There is a billion-dollar lottery out there. Be prepared to win!

It’s Powerball Fever. Well, I don’t know if I’d call it that. I’m not running a temperature. But that’s what lazy local TV stations do to avoid some kind of in-depth piece that might actually report some news. I suppose one fact is often touched by these attempts to cover an interesting portion of a large, multicultural social event. That is the fact that people, lots and lots of people daydream.

You never hear this in a story about a large lottery jackpot, not even from CNN or Fox News:

TV Person: “What would you do if you won that big pot tonight?”

Geek on the Street: “I don’t know. I haven’t thought about it. I don’t know why I even bought it!”

Pants, severely, on fire.

No one buys a lottery ticket without a plan in the 1-in-292, 201,338 chance — those are the odds for a grand prize printed on my two $3-Powerball tickets I purchased — that they will instantly win more money than they likely have sense.

I have given good thought to this over the years. That is mainly because I have never been more than lower middle class. Of course, the IRS or VA will think you are right up there with Mr. Buffett. That’s either Warren or Jimmy.

TV Reporter: “Would you quit your job if you won?”

Geekette: “Uh, probably not. I like working where I am, stocking shelves and sweeping floors, and cleaning up baby doo.”

Please! Give me a gun, Texan! That person is definitely too stupid to live.

If you want to know my opinion — I accept Pay Pal — I feel it would be terribly irresponsible for one not to daydream a little bit. At least have a general plan if you win the lottery. Hell’s bells I have had enough time and plenty of big jackpots to think about it.

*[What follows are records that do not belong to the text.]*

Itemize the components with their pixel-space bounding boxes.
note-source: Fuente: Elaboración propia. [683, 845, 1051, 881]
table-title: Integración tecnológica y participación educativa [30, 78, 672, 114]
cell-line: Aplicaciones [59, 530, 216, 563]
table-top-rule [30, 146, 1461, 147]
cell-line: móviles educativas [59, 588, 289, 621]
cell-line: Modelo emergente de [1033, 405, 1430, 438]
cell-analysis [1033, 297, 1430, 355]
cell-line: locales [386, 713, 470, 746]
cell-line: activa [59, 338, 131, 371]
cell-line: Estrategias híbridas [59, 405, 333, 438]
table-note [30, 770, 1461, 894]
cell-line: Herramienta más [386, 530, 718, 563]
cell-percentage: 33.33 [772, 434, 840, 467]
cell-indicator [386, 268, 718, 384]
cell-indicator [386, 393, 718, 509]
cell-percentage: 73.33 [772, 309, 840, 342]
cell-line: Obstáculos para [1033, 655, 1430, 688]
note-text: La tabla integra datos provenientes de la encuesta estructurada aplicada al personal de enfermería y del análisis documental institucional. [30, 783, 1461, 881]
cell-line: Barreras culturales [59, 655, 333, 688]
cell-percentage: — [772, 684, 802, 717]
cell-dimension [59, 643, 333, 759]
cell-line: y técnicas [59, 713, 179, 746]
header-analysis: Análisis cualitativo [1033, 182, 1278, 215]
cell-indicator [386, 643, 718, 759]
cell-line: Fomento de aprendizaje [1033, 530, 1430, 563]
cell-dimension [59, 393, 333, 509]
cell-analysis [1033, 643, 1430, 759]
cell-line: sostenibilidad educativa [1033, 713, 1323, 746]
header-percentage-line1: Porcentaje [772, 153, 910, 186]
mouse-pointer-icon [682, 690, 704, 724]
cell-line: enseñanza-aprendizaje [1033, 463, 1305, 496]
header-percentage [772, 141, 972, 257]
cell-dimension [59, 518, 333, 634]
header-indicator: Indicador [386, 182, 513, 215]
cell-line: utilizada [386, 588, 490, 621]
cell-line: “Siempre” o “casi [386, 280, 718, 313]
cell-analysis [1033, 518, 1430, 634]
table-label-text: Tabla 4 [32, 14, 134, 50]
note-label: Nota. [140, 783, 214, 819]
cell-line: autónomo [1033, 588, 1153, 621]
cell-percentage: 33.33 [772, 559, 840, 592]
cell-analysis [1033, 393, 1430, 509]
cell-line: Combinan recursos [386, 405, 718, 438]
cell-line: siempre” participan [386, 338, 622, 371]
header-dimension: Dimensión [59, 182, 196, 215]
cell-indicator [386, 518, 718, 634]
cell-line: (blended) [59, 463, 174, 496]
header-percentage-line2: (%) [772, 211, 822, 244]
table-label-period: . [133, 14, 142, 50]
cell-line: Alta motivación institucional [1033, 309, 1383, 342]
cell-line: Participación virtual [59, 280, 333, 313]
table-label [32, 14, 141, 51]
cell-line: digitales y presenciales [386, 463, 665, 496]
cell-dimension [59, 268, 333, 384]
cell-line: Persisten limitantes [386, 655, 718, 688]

Of course, some of the media are trying to rain on our pre-lottery winnings parade with some of their stories. For instance, there is a number that has been used in the media quite extensively that says 70 percent of lottery winners end up broke. The figure comes from the National Endowment for Financial Education. I tried to find a story with that figure on their website, and was unable to do so, even though it was a pretty cursory search. And it seems as if these folks know what they are talking about. I just kind of wonder how they compiled that research. I think that would be fairly interesting. Of course, I’m a geek too.

In speaking with a few knowledgeable people, some of whom either won a lottery jackpot or have advised such winners, I have a very rudimentary plan if I wake up on Thursday only to discover that Hell has frozen over and those released from Hell will have all the ice water they can drink forever. The ice water will be flown into varied strategic spots by the United Nation’s Pig Force — no, not police cops, I’m talking pigs, four legs, big snouts, and wings. And to know that I must have won the jackpot, I will see upon opening my door to the morning sun, a sky covered in rainbows that are periodically s**t out of unicorn asses. Here is my plan.

  1. Take a day of sick leave.
  2. Have a couple of cups of coffee while continuously¬† and obsessively running the numbers over the “Check Your Numbers” page on the Texas Lottery Website.
  3. Once I am convinced I won this s***load of money, I will try to contact an accountant I know who had advised a jackpot winner. My acquaintance said to NEVER hire an accountant who wants a percentage of your jackpot as a fee. Find someone you trust.
  4. Hire a lawyer who specializes in financial matters. Make sure you run his background and that the attorney has good references.
  5. If the lawyer knows of a good financial adviser or one is recommended to you, take that professional into the flock.

Whatever you do, no matter how much you want to get your hands on that check, or its facsimile, take your time to assemble a trustworthy and savvy team. And you should have already placed a winning ticket in a safe deposit box after making a copy of the ticket. There is a certain period of time for claiming a winning ticket. I have no idea where you have to go to get your money, probably Austin. It certainly won’t be at Azmud’s Fast-R-Mart.

I would set a date for claiming the money and have my team concur. There would be a lot of matters that need attention. You need to figure out what in Sam Hill are you going to do with all that money. Feed the world, yeah, nice try.

I wouldn’t mind a house or two with some acreage in a scenic spot. Buy a couple of vehicles that I might need for a year or two. Investing? That is something that would really make me nervous. I don’t mind spending a dollar or two for the lottery or to win a shotgun from some local volunteer fire department trying to raise some bucks. I would even buy a fire truck for some needy department. All the while you are thinking of where this money might go — an extensive tour of Europe is okay — just giving away money to a relative or a friend outright might not be such a good move. It all depends on taxes. You can bet I’d find a way to help people, especially my friends and family. I’d just have to be wise about.

As for the job, well I will come up with some kind of story. Like, I’m going away for a while. I don’t know when I will be back. Don’t hold my job for me.

Seriously, we are talking about a big freaking amount of money, and not if just one person wins. I wouldn’t be at all surprised to see quite a few hitting the big pinata. Even more players are likely to hit “smaller” million-dollar

Yeah, I know the kind of crib I want along with furniture and infotainment system. Haven’t figured out the colors yet.

Good Damn Luck! You’re going to need it.